Zij buitelden en dolden over het toneel en maakten heel vaak bepaalde gebeurtenissen belachelijk. Keulen was in die tijd bezet geweest door het leger van Napoleon, maar in 1815 werden de Pruisen de baas. Het groepje literairen dacht vol verlangen terug aan de tijd dat Keulen nog een stad was van pracht en praal. In de middeleeuwen bijvoorbeeld werd de keizer in een prachtige optocht Keulen binnen gereden.
In 1823 kreeg het gezelschap het idee om ook een optocht te gaan organiseren met veel pracht en praal. In plaats van de Keizer werd nu Held Karnaval geboren. De held reed in een prachtige pronkwagen en werd begeleid door militairen (de huidige raad van Elf). Later ging men ook onderscheidingen uitreiken en gingen er dansmarietjes mee.

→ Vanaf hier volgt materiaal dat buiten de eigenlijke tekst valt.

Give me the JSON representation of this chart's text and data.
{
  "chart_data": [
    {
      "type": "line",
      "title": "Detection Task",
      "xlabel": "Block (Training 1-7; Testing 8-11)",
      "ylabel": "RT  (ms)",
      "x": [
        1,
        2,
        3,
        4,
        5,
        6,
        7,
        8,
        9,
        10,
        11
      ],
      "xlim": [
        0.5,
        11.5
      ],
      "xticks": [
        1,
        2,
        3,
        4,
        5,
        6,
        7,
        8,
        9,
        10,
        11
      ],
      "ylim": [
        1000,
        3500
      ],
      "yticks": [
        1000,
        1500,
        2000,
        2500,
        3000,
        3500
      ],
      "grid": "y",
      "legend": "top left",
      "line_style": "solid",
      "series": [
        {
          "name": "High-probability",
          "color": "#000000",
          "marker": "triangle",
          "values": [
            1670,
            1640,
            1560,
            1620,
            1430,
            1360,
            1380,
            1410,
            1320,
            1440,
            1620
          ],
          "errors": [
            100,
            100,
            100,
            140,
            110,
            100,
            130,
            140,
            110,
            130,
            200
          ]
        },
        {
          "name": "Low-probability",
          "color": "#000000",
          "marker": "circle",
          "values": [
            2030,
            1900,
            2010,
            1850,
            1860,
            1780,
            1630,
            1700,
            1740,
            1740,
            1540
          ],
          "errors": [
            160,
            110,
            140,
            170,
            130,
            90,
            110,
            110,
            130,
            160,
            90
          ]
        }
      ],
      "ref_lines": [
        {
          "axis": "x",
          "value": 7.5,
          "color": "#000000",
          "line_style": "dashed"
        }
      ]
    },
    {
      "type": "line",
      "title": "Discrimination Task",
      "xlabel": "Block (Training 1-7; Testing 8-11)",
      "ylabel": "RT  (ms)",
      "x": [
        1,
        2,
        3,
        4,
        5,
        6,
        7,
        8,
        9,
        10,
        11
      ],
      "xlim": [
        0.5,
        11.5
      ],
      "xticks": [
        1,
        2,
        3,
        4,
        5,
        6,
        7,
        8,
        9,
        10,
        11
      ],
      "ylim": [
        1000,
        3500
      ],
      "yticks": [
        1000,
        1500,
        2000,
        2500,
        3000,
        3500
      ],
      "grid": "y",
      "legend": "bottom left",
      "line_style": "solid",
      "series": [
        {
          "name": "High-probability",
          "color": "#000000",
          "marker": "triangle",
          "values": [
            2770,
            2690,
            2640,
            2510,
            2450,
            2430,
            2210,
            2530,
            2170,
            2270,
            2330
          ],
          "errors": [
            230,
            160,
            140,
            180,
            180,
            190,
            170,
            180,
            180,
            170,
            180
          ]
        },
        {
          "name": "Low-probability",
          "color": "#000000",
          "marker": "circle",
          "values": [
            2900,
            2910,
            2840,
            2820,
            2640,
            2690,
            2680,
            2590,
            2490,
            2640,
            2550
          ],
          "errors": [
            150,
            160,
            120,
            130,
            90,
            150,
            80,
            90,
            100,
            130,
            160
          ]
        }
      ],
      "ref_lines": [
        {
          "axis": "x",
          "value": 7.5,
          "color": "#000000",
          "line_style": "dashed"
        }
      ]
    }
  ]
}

In 1825 verscheen de eerste carnavalskrant en Held Karnaval werd later prins Carnaval genoemd.
Van Rijnland naar Limburg
Vanuit Keulen is de carnavalsviering verspreid over het hele Rijnland. Ook in enkele Limburgse steden had men kontakten met plaatsen in Duitsland. En zo werd ook de carnaval in Limburg en Brabant bekend. Sommige carnavalsverenigingen bestaan al heel lang zoals in Maastricht vanaf 1839 en Venlo vanaf 1842.
Gelukkig hebben nu de overheid en de kerk geen problemen meer met de Carnaval.